False narrative for killing faces court challenge
False narrative for killing faces court challenge


Relatives of an IRA Volunteer shot dead by a British soldier in west Belfast more than 50 years ago are suing the British Ministry of Defence over the false claim that he was throwing a weapon.

Seamus Simpson’s family say he posed no threat but was targeted and killed unlawfully because of his role in the IRA.

They are seeking damages as legislation is being debated at Westminster to block such actions. The case is set for trial at the High Court in December.

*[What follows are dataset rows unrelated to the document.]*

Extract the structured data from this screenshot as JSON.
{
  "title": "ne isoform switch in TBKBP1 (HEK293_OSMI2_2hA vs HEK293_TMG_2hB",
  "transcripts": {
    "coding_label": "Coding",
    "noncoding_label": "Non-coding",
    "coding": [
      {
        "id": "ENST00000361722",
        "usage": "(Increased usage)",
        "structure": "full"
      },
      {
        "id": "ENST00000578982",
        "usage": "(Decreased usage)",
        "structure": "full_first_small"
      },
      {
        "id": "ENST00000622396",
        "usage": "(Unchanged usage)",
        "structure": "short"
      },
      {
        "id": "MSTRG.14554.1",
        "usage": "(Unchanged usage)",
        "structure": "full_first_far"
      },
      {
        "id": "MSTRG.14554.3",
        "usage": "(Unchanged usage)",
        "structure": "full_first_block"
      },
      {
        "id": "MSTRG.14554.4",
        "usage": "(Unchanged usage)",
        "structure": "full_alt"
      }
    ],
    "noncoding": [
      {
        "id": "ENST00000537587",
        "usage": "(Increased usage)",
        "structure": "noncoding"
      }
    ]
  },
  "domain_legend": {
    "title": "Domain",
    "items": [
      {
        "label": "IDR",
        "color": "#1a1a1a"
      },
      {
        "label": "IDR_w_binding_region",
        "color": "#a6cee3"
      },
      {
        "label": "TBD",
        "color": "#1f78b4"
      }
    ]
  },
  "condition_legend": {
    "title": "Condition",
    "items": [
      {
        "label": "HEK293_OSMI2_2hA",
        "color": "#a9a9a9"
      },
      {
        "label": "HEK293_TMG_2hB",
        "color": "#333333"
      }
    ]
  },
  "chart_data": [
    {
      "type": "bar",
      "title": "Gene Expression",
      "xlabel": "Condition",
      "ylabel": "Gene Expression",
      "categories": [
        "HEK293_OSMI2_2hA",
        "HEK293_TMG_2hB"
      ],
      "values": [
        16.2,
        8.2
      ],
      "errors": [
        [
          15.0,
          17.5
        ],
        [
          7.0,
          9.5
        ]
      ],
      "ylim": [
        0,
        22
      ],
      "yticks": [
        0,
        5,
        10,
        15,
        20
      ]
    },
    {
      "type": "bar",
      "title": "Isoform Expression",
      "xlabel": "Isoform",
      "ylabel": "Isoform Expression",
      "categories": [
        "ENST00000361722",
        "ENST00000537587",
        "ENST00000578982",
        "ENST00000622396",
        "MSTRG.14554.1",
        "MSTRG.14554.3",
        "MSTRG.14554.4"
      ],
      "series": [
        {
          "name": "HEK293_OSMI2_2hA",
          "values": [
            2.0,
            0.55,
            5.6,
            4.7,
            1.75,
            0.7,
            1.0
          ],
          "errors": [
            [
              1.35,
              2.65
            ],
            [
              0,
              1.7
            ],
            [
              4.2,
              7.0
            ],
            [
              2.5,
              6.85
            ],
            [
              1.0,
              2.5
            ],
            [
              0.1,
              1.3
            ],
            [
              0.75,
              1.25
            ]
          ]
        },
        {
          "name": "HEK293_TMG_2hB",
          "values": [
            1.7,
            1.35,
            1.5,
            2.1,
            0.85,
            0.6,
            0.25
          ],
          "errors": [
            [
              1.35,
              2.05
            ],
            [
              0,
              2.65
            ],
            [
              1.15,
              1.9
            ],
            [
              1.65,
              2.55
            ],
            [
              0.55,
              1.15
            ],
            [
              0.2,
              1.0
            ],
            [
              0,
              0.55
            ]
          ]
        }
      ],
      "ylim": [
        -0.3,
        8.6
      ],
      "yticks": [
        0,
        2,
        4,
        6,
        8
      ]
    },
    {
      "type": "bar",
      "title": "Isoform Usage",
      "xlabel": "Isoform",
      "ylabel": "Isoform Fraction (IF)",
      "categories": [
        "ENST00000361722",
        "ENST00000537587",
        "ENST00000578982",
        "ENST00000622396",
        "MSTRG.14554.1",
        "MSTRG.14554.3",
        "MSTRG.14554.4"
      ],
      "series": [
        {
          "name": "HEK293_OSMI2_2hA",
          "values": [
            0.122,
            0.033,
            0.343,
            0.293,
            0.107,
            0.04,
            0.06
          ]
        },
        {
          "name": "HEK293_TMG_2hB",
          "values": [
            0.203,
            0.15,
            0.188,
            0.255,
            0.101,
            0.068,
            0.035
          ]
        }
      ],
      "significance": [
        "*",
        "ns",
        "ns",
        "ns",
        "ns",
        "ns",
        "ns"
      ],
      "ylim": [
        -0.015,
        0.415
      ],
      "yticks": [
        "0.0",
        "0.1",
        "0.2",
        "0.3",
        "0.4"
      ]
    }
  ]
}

The 21-year-old was shot in August 1971, just days after the introduction of internment, when hundreds of republicans and others were rounded up and detained without trial. At the time Mr Simpson was an intelligence officer within the Provisional IRA’s Belfast Brigade.

The soldier who fired the fatal shot claimed Mr Simpson had been about to throw an explosive device. But lawyers representing the family pointed to a report which found “inconsistencies” in the British Army’s version of events.

An examination of Mr Simpson’s clothing failed to reveal any traces of explosive residue, and no reference was ever made to a warning being issued before he was fired upon.

His sister, Susan Simpson, has brought proceedings against the Ministry of Defence, claiming damages for negligence and misfeasance in public office.

Court papers state: “The family believe the deceased’s death was unjustified and unlawful, the force used was unreasonable and the deceased was targeted because he was in the 2nd Battalion of the IRA.

“The soldiers’ statements support the claim that a verbal warning could have been issued prior to the fatal shooting of the Deceased as he was being observed for some time, and attempts could have been made to arrest him had he posed a legitimate threat.”

Those allegations are now set to come under full judicial scrutiny at a trial listed for a five-day hearing.

Outside court Ms Simpson’s lawyer, Gary Duffy of KRW Law, said: “The family are challenging the narrative of events put forward by the RUC and the Army that Seamus was throwing a bomb when he was killed.

“They believe that he was targeted by soldiers because he was a well-known republican and that he posed no threat (when shot dead).”